What happens to the Edmundson summarizer when we adjust the cue words? To perform this experiment, we will first read through the text sample and find words that seem to positively correlate to what we think the topic sentences are, then do the same thing for negative, or stigma, words and null words. We can adjust the code as follows:
print("====== Edmonson ======")
summarizerEd = EdmundsonSummarizer(stemmer)
summarizerEd.bonus_words = ('focus', 'proposed', 'method', 'describes')
summarizerEd.stigma_words = ('example')
summarizerEd.null_words = ('literature', 'however')
for sentenceEd in summarizerEd(parser.document, SENTENCES_COUNT):
print(sentenceEd, "
")The results are shown here. Items J and K are still in the output, just like before, but now the results show item I (also found by LSA) and item G (also found by TextRank):
J. In the academic literature, text summarization is often proposed as a solution to information overload, and we in the 21st century like to think that we are uniquely positioned in history in having to deal with this problem. I. However, since the goal is to create a summary, abstractive methods must also reduce the length of the text while focusing on only retaining the most important concepts in it. G. In this chapter we will focus on summarization techniques for text documents, but researchers are also working on summarization algorithms designed for video, images, sound, and more. K. In the next section we will review some of the currently available text summarization libraries and applications.

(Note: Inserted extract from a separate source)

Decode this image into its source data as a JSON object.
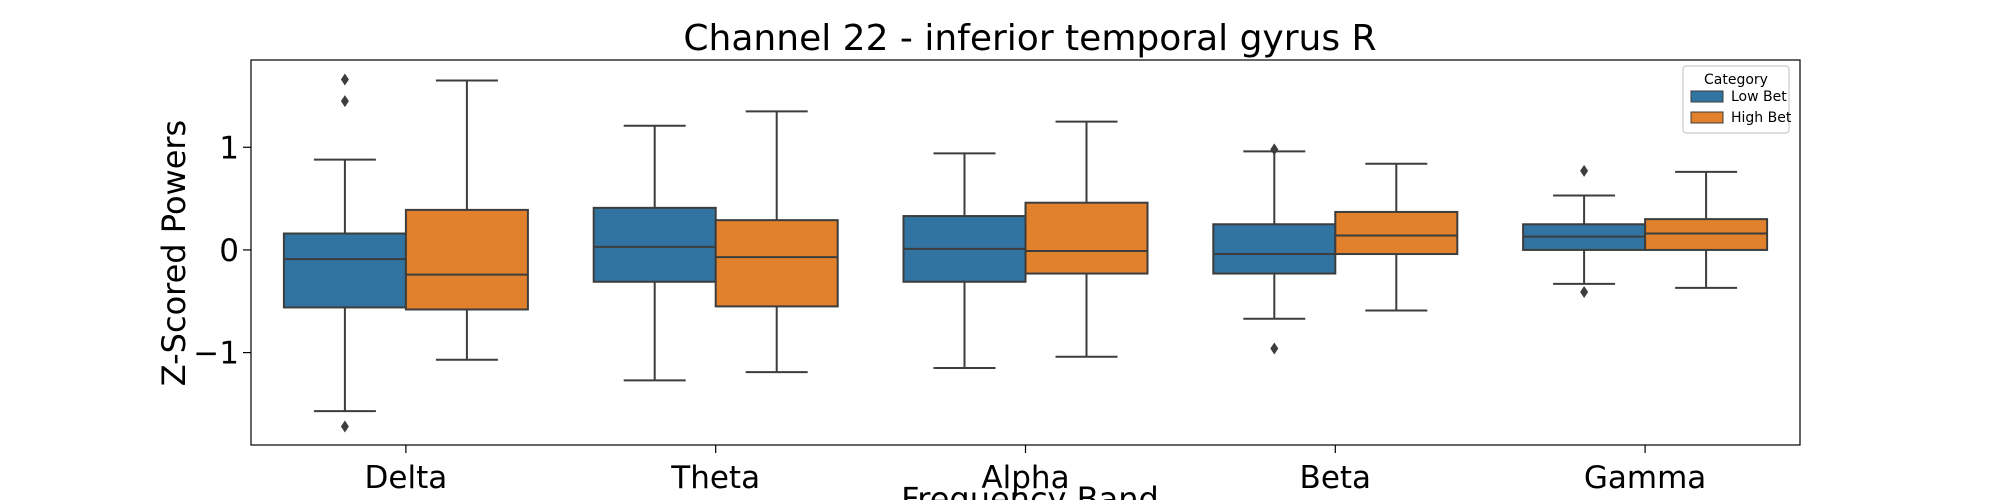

The Edmundson technique is obviously very configurable, which could be a good thing if we had a list of cue words we felt confident about. However, if we are not really sure what to use as cue words, that same flexibility and configurability becomes a weakness.
Scanning across the four implementations, the sentences that were chosen the most are B, D, F, I, and G. Each of these sentences was chosen at least twice. We can manually organize these sentences into a single paragraph, and we get the following summary:
Luhn's 1958 paper "The automatic creation of literature abstracts," describes a text summarization method that will "save a prospective reader time and effort in finding useful information in a given article or report" and that the problem of finding information "is being aggravated by the ever-increasing output of technical literature." In an extractive summarization method, the summary is comprised of words, phrases, or sentences that are drawn directly from the original text. As long as the amount of text that is extracted is a subset of the original text, this type of summarization achieves the goal of compressing the original text into a shorter size. However, since the goal is to create a summary, abstractive methods must also reduce the length of the text while focusing on only retaining the most important concepts in it. In this chapter we will focus on summarization techniques for text documents, but researchers are also working on summarization algorithms designed for video, images, sound, and more.
This summary is a bit awkward in its style, but it does convey some of the main points of the introduction to this chapter. It is all the more impressive when we consider that it was automatically generated, based on very little domain knowledge or human intervention.